El secreto de la abuela

El secreto de la abuela

Alicia Clavero

27/04/2014

Las primeras noches me despertaban las tres palabras de la abuela al abrir su lado de la cama, la vista hacia arriba y haciendo la señal de la cruz, beso en los labios incluido. Las primeras noches le pregunté con quién hablaba, y esas pocas noches, mientras me arropaba, contestó “Anda, duerme”. Pero yo no me dormía. Hice la catequesis y al persignarse había que decir “En el nombre del Padre, del Hijo y del Espíritu Santo. Amén”. Pero la abuela decía “Hasta mañana, Antonio”. ¿Estaba loca o había un fantasma? A mí no me importaba pasar frío. Quería irme con mis padres a Alemania.

Al poco dejé de desvelarme con sus palabras y mis elucubraciones sobre el ser invisible del que mi abuela se despedía cada noche, lo cual no significa en absoluto que abandonara el interés por descubrir el misterio.

Una mañana desperté antes que ella, pero me hice la remolona. La vi arreglarse, mirar la parte superior del ropero, persignarse y decir “Buenos días, Antonio”. Ajaaá… Antonio estaba escondido en el armario y salía probablemente cuando yo iba al colegio. Sólo tenía que aprovechar un descuido para inspeccionar.
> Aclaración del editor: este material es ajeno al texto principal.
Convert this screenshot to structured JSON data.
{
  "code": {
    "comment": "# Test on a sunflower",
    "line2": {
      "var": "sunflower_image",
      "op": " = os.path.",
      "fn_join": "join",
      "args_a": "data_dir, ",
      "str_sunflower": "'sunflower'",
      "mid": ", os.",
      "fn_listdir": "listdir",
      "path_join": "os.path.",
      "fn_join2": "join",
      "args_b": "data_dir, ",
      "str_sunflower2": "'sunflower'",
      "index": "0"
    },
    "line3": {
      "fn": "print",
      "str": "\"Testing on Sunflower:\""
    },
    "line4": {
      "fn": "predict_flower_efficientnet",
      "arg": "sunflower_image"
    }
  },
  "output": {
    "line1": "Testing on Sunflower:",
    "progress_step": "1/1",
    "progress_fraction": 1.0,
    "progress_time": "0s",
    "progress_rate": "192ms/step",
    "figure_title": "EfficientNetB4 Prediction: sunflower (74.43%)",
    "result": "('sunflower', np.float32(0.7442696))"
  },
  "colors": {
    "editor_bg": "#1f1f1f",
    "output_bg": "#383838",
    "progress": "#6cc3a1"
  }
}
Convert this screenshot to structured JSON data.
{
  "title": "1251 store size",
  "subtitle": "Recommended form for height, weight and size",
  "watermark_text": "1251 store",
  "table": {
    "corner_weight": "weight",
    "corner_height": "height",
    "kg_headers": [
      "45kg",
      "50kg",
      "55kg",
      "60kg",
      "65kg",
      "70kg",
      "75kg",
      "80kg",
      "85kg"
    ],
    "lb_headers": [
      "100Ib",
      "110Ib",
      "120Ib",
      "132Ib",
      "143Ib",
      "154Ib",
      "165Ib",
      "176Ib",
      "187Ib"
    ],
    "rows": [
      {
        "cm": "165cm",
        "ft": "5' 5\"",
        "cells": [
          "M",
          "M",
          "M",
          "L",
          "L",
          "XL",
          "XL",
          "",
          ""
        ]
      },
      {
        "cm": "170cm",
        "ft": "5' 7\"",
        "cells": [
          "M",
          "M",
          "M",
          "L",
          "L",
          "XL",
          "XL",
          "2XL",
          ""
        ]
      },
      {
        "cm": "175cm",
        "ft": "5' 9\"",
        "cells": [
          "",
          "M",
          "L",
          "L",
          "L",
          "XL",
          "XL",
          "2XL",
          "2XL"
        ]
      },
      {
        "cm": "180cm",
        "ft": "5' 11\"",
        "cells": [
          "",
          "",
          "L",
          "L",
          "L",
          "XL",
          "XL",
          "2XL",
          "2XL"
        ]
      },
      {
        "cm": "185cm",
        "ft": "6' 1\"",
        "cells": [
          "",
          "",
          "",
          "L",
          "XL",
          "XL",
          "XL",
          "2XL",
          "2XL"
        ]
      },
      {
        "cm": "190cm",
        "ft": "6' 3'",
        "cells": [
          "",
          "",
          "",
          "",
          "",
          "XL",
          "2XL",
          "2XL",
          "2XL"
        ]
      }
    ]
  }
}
Abrí una puerta que chirriaba. Tranquila. La abuela hablaba con la vecina y además comenzaba a tener problemas de oído. Más inquietante podría ser Antonio. ¿Y si lo tenía encerrado porque era peligroso? El corazón me latía en las sienes… Perchas con blusas colgadas, faldas… Otra puerta, toallas, sábanas…

-¡Concha! –grita-. La merienda.

El domingo le dije que me dolía la garganta. Era tanta la tensión por lo que iba a hacer, que no mentí del todo. Se fue sola a misa. Estaba claro que dentro del armario no había nadie y que, al contrario que la tarde anterior, en la que cabía la posibilidad de que Antonio hubiese salido, esa mañana era imposible porque desperté muy temprano y me quedé en la cama todo el rato. Así pues, dentro no estaba. Pero ella miraba siempre hacia arriba. ¡Ya está! Se acuesta encima del ropero. Subí a la cama. Desde allí no llegaba. Cogí una silla. La acerqué. No llegaba. Una banqueta encima de la silla. ¡¡Llegué!! Una maleta, y después, sangre, mucha sangre.

Recordé el diente roto y el labio superior partido que me dejó la hazaña exploratoria al abrir el paquete que la abuela, ya muy mayor, me envió. Dentro había una maleta de tela a cuadros y un sobre. No tocar nada hasta mi muerte, rezaba en una hoja. Llevé el paquete al trastero y allí estuvo un par de años, hasta la noche en que llamó mi padre sollozando: la abuela Engracia ha fallecido.

“Concha, tu abuelo murió al año de casados. No tuvimos tiempo de disfrutar. Quiero que descansemos juntos. Tú eres la única persona que estuvo a punto de descubrirlo. En la maleta están sus restos. Se llamaba Antonio”.

La foto corresponde a la boda de mis padres. Afortunadamente, sólo tienen en común con la historia el descansar juntos.